Mais cette classification entre choc d’offre ou choc de demande n’est pas ici convaincante : une hausse du prix du pétrole, du gaz/des matières premières n’est-elle pas également un choc de demande, ou les deux à la fois, dans la mesure où elle entraine une baisse du « reste à vivre » une fois payées les dépenses contraintes d’énergie et l’alimentation et donc de la consommation ? En outre, comme dans les années 70, il n’y a pas vraiment de recyclage des « pétrodollars », de sorte que la hausse des prix de l’énergie risque d’augmenter encore davantage l’excès d’épargne mondial, ainsi que l’inégalité de sa répartition autour du monde : l’inflation n’est pas « perdue » pour tout le monde. En cohérence avec cette hypothèse, la demande agrégée et en particulier la consommation privée, s’est contractée en France au 1er trimestre 2022.

Dans le contexte de la zone euro, c’est notre déficit commercial grandissant, qui croît en particulier avec notre facture énergétique, qui nous permet de « payer » cette facture énergétique. Si les pays exportateurs de pétrole achetaient à la France (et aux autres pays importateurs d’énergie) davantage de biens (pour la France, par exemple, des avions, ou du matériel militaire) en contrepartie des dépenses de pétrole, alors les besoins énergétiques croissants (en valeur) pourraient être comblés par des exportations plus importantes, qui permettrait de payer cette facture énergétique et de soutenir la demande. Malheureusement, il n’en est rien et la hausse du prix de l’énergie se traduit actuellement par un déficit commercial de plus en plus important. Faut-il s’en inquiéter, et si on s’en inquiète, que faudrait-il faire pour y remédier ? Dans le moyen et long-terme, une solution, compatible avec le besoin de transition écologique et énergétique, consiste à réduire la dépendance en hydrocarbures. A court-terme, on peut soit mener une politique restrictive, comprimant la demande interne et les importations et conduisant à une baisse du niveau de vie ; soit maintenir la demande interne (et c’est le choix du « quoi qu’il en coûte »), politique qui laisse cependant ouverte la question des implications et du financement du déficit extérieur.

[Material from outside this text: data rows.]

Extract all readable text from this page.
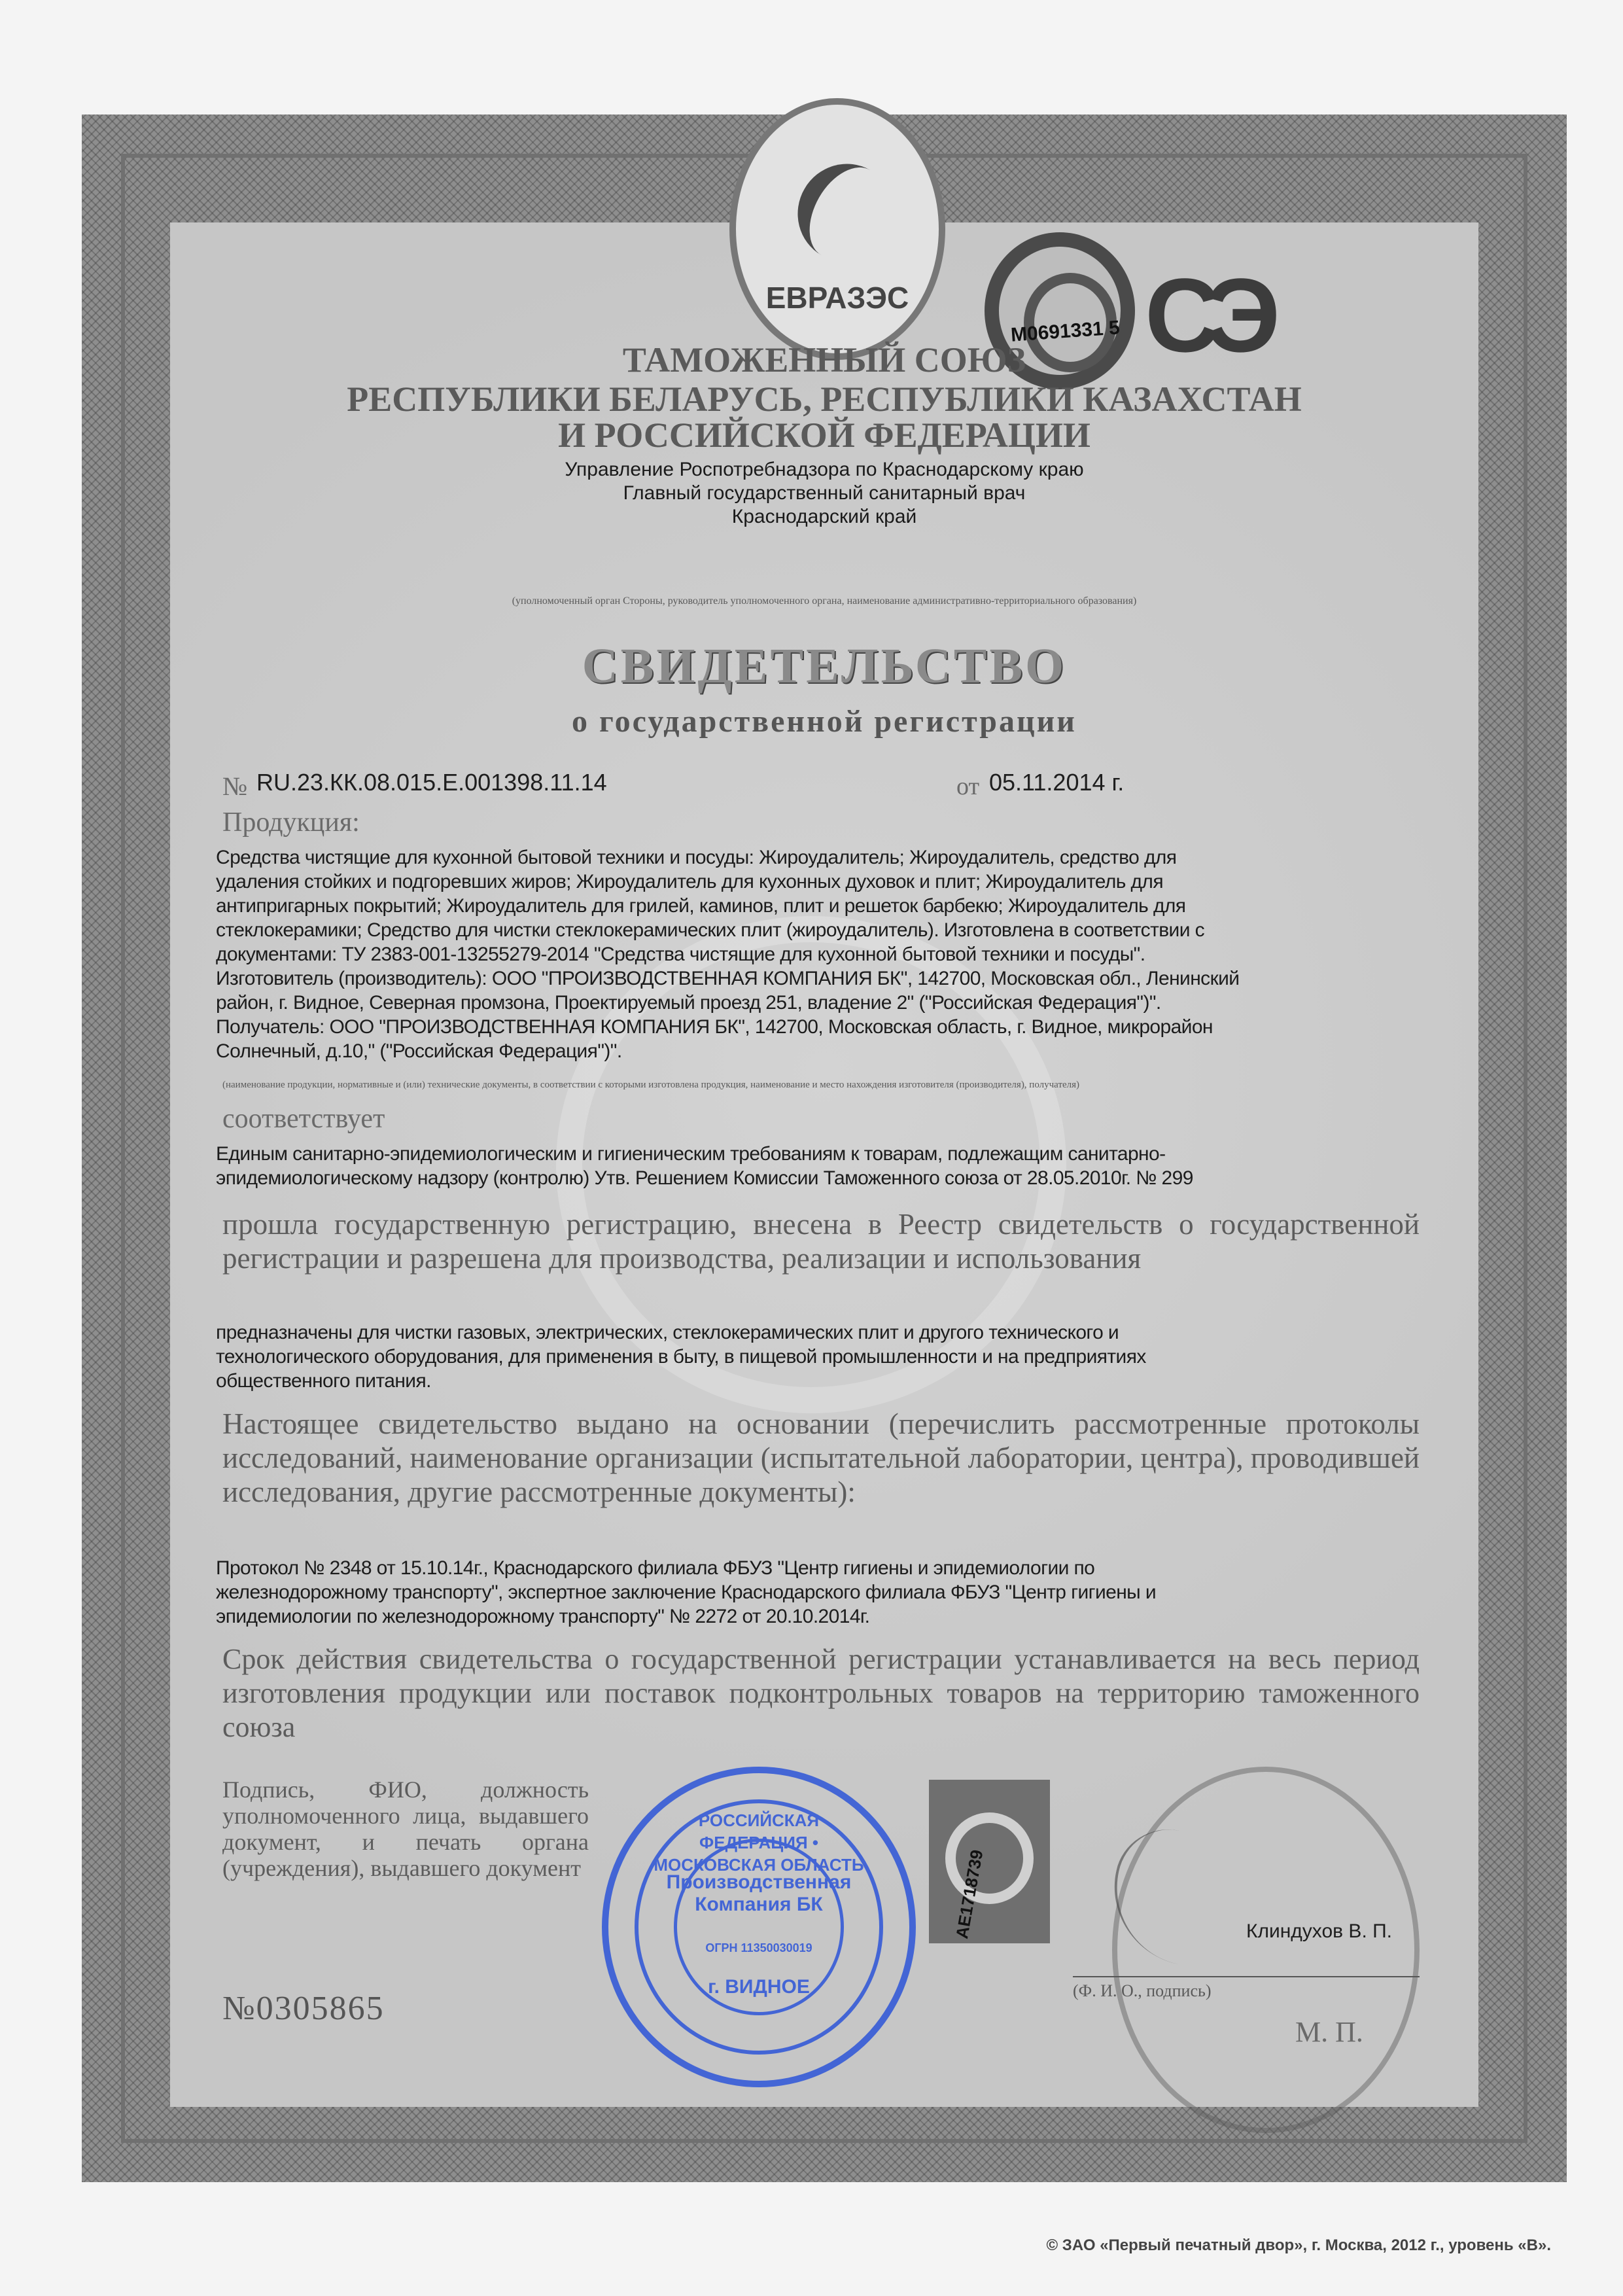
ЕВРАЗЭС
M0691331 5 СЭ
ТАМОЖЕННЫЙ СОЮЗ
РЕСПУБЛИКИ БЕЛАРУСЬ, РЕСПУБЛИКИ КАЗАХСТАН
И РОССИЙСКОЙ ФЕДЕРАЦИИ
Управление Роспотребнадзора по Краснодарскому краю
Главный государственный санитарный врач
Краснодарский край
(уполномоченный орган Стороны, руководитель уполномоченного органа, наименование административно-территориального образования)
СВИДЕТЕЛЬСТВО
о государственной регистрации
№ RU.23.КК.08.015.Е.001398.11.14	от 05.11.2014 г.
Продукция:
Средства чистящие для кухонной бытовой техники и посуды: Жироудалитель; Жироудалитель, средство для
удаления стойких и подгоревших жиров; Жироудалитель для кухонных духовок и плит; Жироудалитель для
антипригарных покрытий; Жироудалитель для грилей, каминов, плит и решеток барбекю; Жироудалитель для
стеклокерамики; Средство для чистки стеклокерамических плит (жироудалитель). Изготовлена в соответствии с
документами: ТУ 2383-001-13255279-2014 "Средства чистящие для кухонной бытовой техники и посуды".
Изготовитель (производитель): ООО "ПРОИЗВОДСТВЕННАЯ КОМПАНИЯ БК", 142700, Московская обл., Ленинский
район, г. Видное, Северная промзона, Проектируемый проезд 251, владение 2" ("Российская Федерация")".
Получатель: ООО "ПРОИЗВОДСТВЕННАЯ КОМПАНИЯ БК", 142700, Московская область, г. Видное, микрорайон
Солнечный, д.10," ("Российская Федерация")".
(наименование продукции, нормативные и (или) технические документы, в соответствии с которыми изготовлена продукция, наименование и место нахождения изготовителя (производителя), получателя)
соответствует
Единым санитарно-эпидемиологическим и гигиеническим требованиям к товарам, подлежащим санитарно-
эпидемиологическому надзору (контролю) Утв. Решением Комиссии Таможенного союза от 28.05.2010г. № 299
прошла государственную регистрацию, внесена в Реестр свидетельств о государственной регистрации и разрешена для производства, реализации и использования
предназначены для чистки газовых, электрических, стеклокерамических плит и другого технического и
технологического оборудования, для применения в быту, в пищевой промышленности и на предприятиях
общественного питания.
Настоящее свидетельство выдано на основании (перечислить рассмотренные протоколы исследований, наименование организации (испытательной лаборатории, центра), проводившей исследования, другие рассмотренные документы):
Протокол № 2348 от 15.10.14г., Краснодарского филиала ФБУЗ "Центр гигиены и эпидемиологии по
железнодорожному транспорту", экспертное заключение Краснодарского филиала ФБУЗ "Центр гигиены и
эпидемиологии по железнодорожному транспорту" № 2272 от 20.10.2014г.
Срок действия свидетельства о государственной регистрации устанавливается на весь период изготовления продукции или поставок подконтрольных товаров на территорию таможенного союза
Подпись, ФИО, должность уполномоченного лица, выдавшего документ, и печать органа (учреждения), выдавшего документ
№0305865
Клиндухов В. П.
(Ф. И. О., подпись)
М. П.
AE1718739
РОССИЙСКАЯ ФЕДЕРАЦИЯ • МОСКОВСКАЯ ОБЛАСТЬ
Производственная Компания БК
ОГРН 11350030019
г. ВИДНОЕ
© ЗАО «Первый печатный двор», г. Москва, 2012 г., уровень «В».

La politique monétaire, supposée agir sur la demande alors même que cette dernière subit déjà un choc négatif, ne paraît pas bien adaptée pour répondre à un tel choc d’inflation importée. Le resserrement monétaire est certes de nature à limiter les pressions inflationnistes, et il agit aussi via le canal du taux de change puisqu’une appréciation de la monnaie nationale « exporte » l’inflation à l’étranger. Par exemple, la hausse des taux de la Fed a amené à une dépréciation de l’euro par rapport au dollar d’environ 10% jusqu’à $1.03, alors qu’il évoluait autour de $1.13 avant la guerre en Ukraine, ce qui a sans doute contribué à exporter l’inflation. Après les promesses de la BCE d’augmenter les taux à son tour en juillet 2022, l’euro semblait avoir limité la dépréciation, autour de 5% au début de juin ($1.08). Au 30 juin 2022, l’euro était revenu à $1.04. La « désinflation compétitive » (qui rappelle les années 1980, et qui est le pendant de la « dévaluation compétitive ») est en tout état de cause un jeu à somme nulle.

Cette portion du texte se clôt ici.